Issuing the following command can also help validate you are seeing the proper serial number:

wmic diskdrive get Model, Name, InterfaceType, SerialNumber

Adding this serial number to the SEE Exclusion list should be sufficient.


Supplying the Vendor ID or Product ID. 

Vendor ID and Product ID fields. Devices with matching Vendor and Product IDs will be excluded from the RME policy of this client after finishing the client creation process.



To find the Vendor ID and Product ID of a device, perform the following steps:

  1. Plug the device into a computer
  2. On that computer, open Device Manager
  3. Find the device in Device Manager
  4. ​​​​It is likely under Disk DrivesPortable Devices, or Other devices

  5. Right click on the device and select Properties
  6. Select the Details tab
  7. Under Property, click Hardware Ids
  8. Note the numbers after VID_ (Vendor ID) and PID_ (Product ID)
    • ​​In this example, the Vendor ID is 0529 and the Product ID is 0514

  9. If the Vendor and Product information is not available under Hardware Ids, change the property to Parent
  10. Note the numbers after VID_ (Vendor ID) and PID_ (Product ID)
    • In this example, the Vendor ID is 0781 and the Product ID is 5588


Confirming Device Exclusion

You can confirm the new client (or policy) is successfully excluding devices by plugging a device with a matching Vendor and Product ID into a computer that has the client installed with the new policy.

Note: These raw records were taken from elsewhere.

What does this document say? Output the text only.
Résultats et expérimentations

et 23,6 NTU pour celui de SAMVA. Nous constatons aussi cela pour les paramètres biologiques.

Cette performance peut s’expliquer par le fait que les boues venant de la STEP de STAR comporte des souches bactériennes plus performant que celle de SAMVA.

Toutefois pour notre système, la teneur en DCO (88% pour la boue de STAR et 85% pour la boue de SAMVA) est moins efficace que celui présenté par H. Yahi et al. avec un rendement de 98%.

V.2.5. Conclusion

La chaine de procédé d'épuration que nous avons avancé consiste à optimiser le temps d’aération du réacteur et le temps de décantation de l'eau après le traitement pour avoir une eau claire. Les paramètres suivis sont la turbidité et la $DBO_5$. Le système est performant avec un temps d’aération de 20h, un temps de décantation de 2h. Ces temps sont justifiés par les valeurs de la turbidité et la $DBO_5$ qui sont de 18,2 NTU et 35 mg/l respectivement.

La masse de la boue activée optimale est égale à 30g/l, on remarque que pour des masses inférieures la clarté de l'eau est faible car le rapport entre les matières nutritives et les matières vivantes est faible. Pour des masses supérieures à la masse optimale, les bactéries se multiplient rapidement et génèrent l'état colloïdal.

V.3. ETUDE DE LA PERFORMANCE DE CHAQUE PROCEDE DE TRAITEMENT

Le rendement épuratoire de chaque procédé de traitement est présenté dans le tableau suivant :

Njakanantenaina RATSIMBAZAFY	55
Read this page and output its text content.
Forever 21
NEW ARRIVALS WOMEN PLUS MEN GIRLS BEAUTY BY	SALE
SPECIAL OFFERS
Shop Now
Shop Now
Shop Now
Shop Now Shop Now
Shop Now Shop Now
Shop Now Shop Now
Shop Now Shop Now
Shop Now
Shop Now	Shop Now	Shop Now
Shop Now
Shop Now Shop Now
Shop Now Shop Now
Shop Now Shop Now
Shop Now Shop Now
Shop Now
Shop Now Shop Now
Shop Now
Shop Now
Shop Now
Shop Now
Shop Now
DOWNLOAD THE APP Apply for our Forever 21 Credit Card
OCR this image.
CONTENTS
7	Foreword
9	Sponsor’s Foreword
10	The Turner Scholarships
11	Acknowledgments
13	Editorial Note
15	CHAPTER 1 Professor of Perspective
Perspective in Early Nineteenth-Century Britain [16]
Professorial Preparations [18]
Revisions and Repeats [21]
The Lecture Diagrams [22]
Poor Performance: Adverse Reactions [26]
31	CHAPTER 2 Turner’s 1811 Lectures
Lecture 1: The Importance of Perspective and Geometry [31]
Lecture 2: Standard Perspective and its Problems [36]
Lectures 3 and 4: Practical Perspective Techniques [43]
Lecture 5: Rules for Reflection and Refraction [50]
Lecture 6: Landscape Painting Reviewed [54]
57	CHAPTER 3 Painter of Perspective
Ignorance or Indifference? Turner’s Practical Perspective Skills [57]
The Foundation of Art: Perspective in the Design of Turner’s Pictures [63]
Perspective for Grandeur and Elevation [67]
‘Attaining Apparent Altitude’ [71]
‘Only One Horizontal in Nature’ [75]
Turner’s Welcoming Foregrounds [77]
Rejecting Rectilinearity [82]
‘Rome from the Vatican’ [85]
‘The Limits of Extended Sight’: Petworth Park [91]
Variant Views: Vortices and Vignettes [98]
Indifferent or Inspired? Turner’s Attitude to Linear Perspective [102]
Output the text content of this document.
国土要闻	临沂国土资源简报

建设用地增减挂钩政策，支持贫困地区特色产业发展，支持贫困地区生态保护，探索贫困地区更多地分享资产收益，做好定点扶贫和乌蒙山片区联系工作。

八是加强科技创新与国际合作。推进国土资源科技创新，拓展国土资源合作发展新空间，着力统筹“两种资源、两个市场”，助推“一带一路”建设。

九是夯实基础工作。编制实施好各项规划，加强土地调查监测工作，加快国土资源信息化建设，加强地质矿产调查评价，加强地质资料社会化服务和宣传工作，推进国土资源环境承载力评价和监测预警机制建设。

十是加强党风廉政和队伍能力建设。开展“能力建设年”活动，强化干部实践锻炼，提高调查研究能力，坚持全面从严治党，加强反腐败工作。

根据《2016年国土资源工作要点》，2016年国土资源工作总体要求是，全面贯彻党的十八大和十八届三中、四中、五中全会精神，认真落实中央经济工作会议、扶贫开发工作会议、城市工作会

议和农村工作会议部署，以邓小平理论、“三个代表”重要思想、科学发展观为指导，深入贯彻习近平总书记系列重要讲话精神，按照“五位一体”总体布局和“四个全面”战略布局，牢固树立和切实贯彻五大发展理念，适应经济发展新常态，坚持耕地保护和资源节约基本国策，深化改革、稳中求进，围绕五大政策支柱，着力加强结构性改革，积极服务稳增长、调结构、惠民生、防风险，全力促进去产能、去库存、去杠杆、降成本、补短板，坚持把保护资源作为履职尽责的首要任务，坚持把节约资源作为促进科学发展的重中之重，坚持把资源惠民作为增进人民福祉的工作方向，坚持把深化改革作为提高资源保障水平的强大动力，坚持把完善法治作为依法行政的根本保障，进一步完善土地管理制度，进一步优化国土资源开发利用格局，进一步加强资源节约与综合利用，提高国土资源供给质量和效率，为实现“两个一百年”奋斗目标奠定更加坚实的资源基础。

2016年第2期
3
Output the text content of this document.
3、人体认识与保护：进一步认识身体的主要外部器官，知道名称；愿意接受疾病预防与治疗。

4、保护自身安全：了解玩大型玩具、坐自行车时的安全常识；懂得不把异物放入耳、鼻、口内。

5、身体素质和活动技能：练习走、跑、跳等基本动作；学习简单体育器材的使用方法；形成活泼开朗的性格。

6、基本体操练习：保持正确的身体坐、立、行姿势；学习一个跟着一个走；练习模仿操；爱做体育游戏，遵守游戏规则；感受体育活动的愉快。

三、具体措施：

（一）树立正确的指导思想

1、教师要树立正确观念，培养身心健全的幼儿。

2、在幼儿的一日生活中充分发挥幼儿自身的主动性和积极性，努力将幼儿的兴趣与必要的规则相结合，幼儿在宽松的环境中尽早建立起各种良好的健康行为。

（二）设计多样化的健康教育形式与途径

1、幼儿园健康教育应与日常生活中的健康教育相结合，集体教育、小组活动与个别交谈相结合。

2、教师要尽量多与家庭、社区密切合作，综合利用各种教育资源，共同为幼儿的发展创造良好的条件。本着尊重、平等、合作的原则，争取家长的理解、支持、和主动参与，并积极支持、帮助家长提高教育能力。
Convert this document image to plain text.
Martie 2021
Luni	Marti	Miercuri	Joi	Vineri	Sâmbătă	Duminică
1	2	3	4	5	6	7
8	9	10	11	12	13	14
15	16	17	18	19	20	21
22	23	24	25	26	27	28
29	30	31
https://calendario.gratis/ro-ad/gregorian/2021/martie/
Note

When you plug in an excluded device, you will receive a notification that the removable media device is excluded from encryption:





When opening the SEE Management Agent using the Run as Administrator option, you can also go to the Policy tab and see A device is added for exclusion at the bottom of the page:





Additional Information

174637 - Configuring Symantec Endpoint Encryption Removable Media Encryption File Type Exclusion Policy Options


Important Note on GPO Policies: If you are not seeing any of the above screens, and you are using GPOs to manage SEE RME, make sure you are going to the same Windows server to edit the GPOs where the SEE Management Server is installed.  This will then be available for you.